In 1916 Kidd-Key college ceased to confer degrees and was transformed into a two-year junior college. In 1918, the institution received recognition from the Association of Texas Colleges and the state department of education as a junior college of the first class. This enabled students to receive first class state teachers certificates and full credit for their work in the leading higher educational institutions.

With the decline of Mrs. Kidd-Key's health, Dr. J. O. Leath came to the college in 1915 as dean, with Miss Maggie W. Barry, now of the state agricultural college, as associate dean.

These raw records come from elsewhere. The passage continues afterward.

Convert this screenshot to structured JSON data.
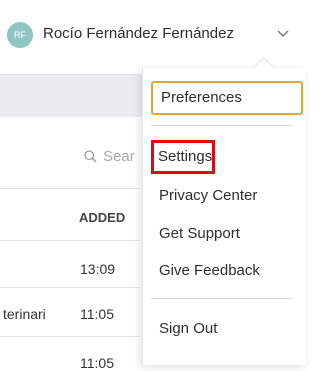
{
  "header": {
    "avatar_initials": "RF",
    "user_name": "Rocío Fernández Fernández",
    "chevron_icon": "chevron-down-icon"
  },
  "background_page": {
    "search_placeholder": "Sear",
    "column_header": "ADDED",
    "rows": [
      {
        "name": "",
        "time": "13:09"
      },
      {
        "name": "terinari",
        "time": "11:05"
      },
      {
        "name": "",
        "time": "11:05"
      }
    ]
  },
  "user_menu": {
    "items": [
      {
        "label": "Preferences"
      },
      {
        "label": "Settings"
      },
      {
        "label": "Privacy Center"
      },
      {
        "label": "Get Support"
      },
      {
        "label": "Give Feedback"
      },
      {
        "label": "Sign Out"
      }
    ]
  },
  "colors": {
    "avatar": "#8dc6c2",
    "focus_outline": "#e7a338",
    "highlight_box": "#e30613"
  }
}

Going with Texas Woman's college in 1924, he returned in January, 1929, and served here until May 15, 1934.

STATE COMPETITION
Education authorities agree that it was not alone the death of Mrs. Kidd-Key that was responsible for the decay of the college, but the modern trend to state supported institutions. Still hopeful of regaining her ground, the Kidd-Key board in 1927 conceived the idea of erecting a new administration building and college auditorium, and on Oct. 15, 1927, the college secured through bonds made to a St. Louis company $125,000 for that purpose.

Contract for the three-story rear unit was awarded at a cost of $68,768.34 and this unit with 27 classrooms and studios was completed July 5, 1928 at a cost of $29,222.88 and was terminated April 20, 1929, some of the brick, stone and concrete work having been done.


In another effort to reclaim lost support, Mr. Kidd tried out a new departure with Austin college, also located here. Duplication in courses, excepting in religious education, was eliminated and overhead thus saved. The colleges maintained their separate identity and gave degrees as before, Kidd-Key limited to bachelor of music. Large buses carried students between the two colleges. This experiment, however, was of short duration.

CHURCH ENDS SUPPORT
In September, 1933, the five Methodist conferences of Texas received recommendations that Kidd-Key and three other colleges be abandoned to the towns in which they were located. It was then that the final struggle of Kidd-Key to survive began in earnest and with no outside help the college closed its doors two years later.

The college property reverted to the bondholders and the dormitories became rooming and apartment houses, housing hundreds of people until the city purchased the properties in May, 1937, for $40,000.

Now the site of the earlier colleges becomes a municipal center glorifying the traditions of the once illustrious schools.